Nguyen Duy, Hoang Ca, Truong Tien, Nguyen Dang, Lam Hillary Gia, Sharma Abhay, Le Trung Quoc, Huynh Phat Kim
Department of Industrial and Systems Engineering, North Carolina A&T State University, Greensboro, North Carolina, United States of America.
Department of Industrial and Management Systems Engineering, University of South Florida, Tampa, Florida, United States of America.
PLoS One. 2025 Jul 15;20(7):e0327977. doi: 10.1371/journal.pone.0327977. eCollection 2025.

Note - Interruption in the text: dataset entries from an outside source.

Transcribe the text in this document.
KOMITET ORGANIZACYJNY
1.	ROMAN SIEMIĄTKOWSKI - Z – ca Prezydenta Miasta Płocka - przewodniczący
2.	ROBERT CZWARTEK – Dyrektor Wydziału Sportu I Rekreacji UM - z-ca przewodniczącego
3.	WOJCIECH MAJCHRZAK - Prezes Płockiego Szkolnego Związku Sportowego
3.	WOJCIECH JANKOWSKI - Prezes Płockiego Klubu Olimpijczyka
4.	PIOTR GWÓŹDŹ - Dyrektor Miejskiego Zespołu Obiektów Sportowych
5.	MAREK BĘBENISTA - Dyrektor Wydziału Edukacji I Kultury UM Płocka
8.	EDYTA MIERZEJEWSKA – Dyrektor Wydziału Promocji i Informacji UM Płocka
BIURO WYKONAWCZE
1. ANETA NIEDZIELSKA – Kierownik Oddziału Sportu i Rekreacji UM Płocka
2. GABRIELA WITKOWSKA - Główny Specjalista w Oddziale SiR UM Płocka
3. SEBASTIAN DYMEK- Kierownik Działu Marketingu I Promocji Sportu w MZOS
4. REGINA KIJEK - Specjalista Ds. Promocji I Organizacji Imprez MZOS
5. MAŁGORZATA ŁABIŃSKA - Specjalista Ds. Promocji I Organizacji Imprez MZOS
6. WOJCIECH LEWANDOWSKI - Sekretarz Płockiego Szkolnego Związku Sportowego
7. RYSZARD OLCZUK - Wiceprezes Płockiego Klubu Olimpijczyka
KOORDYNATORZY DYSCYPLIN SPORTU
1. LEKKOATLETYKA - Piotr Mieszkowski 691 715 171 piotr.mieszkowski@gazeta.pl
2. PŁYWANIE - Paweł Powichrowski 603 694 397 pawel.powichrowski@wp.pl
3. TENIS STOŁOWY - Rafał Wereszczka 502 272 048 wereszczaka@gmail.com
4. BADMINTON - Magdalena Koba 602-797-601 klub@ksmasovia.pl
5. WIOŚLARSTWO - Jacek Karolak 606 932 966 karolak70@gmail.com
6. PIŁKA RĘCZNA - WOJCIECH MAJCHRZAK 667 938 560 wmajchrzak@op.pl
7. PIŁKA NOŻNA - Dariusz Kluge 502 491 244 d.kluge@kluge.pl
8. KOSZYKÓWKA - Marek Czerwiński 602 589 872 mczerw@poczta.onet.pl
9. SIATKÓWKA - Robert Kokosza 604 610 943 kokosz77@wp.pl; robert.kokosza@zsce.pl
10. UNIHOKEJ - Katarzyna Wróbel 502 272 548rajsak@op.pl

Cardiovascular diseases (CVDs) are prevalent among obstructive sleep apnea (OSA) patients, presenting significant challenges in predictive modeling due to the complex interplay of these comorbidities. Current methodologies predominantly lack the dynamic and longitudinal perspective necessary to accurately predict CVD progression in the presence of OSA. This study addresses these limitations by proposing a novel multi-level phenotypic model that analyzes the progression and interaction of these comorbidities over time. Our study utilizes a longitudinal cohort from the Wisconsin sleep cohort, consisting of 1,123 participants, tracked over several decades. The methodology consists of three advanced steps to capture the relationships between these comorbid conditions: (1) performing feature importance analysis using tree-based models to highlight the predominant role of variables in predicting CVD outcomes. (2) developing a logistic mixed-effects model (LGMM) to identify longitudinal transitions and their significant factors, enabling detailed tracking of individual trajectories; (3) and utilizing t-distributed stochastic neighbor embedding (t-SNE) combined with Gaussian mixture models (GMM) to classify patient data into distinct phenotypic clusters. In the analysis of feature importance, clinical indicators such as total cholesterol, low-density lipoprotein, and diabetes emerged as the top predictors, highlighting their significant roles in CVD onset and progression. The LGMM predictive models exhibited a high diagnostic accuracy with an aggregate accuracy of 0.9556. The phenotypic analysis yielded two distinct clusters, each corresponding to unique risk profiles and disease progression pathways. One cluster notably carried a higher risk for major adverse cardiovascular events (MACEs), attributed to key factors like nocturnal hypoxia and sympathetic activation. Analysis using t-SNE and GMM confirmed these phenotypes, which marked differences in progression rates between the clusters. In conclusion, our study provides a profound understanding of the dynamic OSA-CVD interactions, offering robust tools for predicting CVD onset and informing personalized treatment strategies.
心血管疾病(CVDs)在阻塞性睡眠呼吸暂停(OSA)患者中很常见,由于这些合并症之间复杂的相互作用,在预测模型方面提出了重大挑战。当前的方法主要缺乏在存在OSA的情况下准确预测CVD进展所需的动态和纵向视角。本研究通过提出一种新颖的多层次表型模型来解决这些局限性,该模型分析这些合并症随时间的进展和相互作用。我们的研究利用了来自威斯康星睡眠队列的纵向队列,该队列由1123名参与者组成,经过数十年的跟踪。该方法包括三个高级步骤来捕捉这些合并症之间的关系:(1)使用基于树的模型进行特征重要性分析,以突出变量在预测CVD结果中的主要作用。(2)开发逻辑混合效应模型(LGMM)以识别纵向转变及其重要因素,从而能够详细跟踪个体轨迹;(3)利用t分布随机邻域嵌入(t-SNE)与高斯混合模型(GMM)相结合,将患者数据分类为不同的表型簇。在特征重要性分析中,总胆固醇、低密度脂蛋白和糖尿病等临床指标成为首要预测因素,突出了它们在CVD发病和进展中的重要作用。LGMM预测模型表现出较高的诊断准确性,总体准确率为0.9556。表型分析产生了两个不同的簇,每个簇对应独特的风险特征和疾病进展途径。其中一个簇明显具有更高的主要不良心血管事件(MACEs)风险,这归因于夜间缺氧和交感神经激活等关键因素。使用t-SNE和GMM进行的分析证实了这些表型,这些表型在簇之间的进展率上存在显著差异。总之,我们的研究提供了对动态OSA-CVD相互作用的深刻理解,为预测CVD发病提供了强大工具,并为个性化治疗策略提供了依据。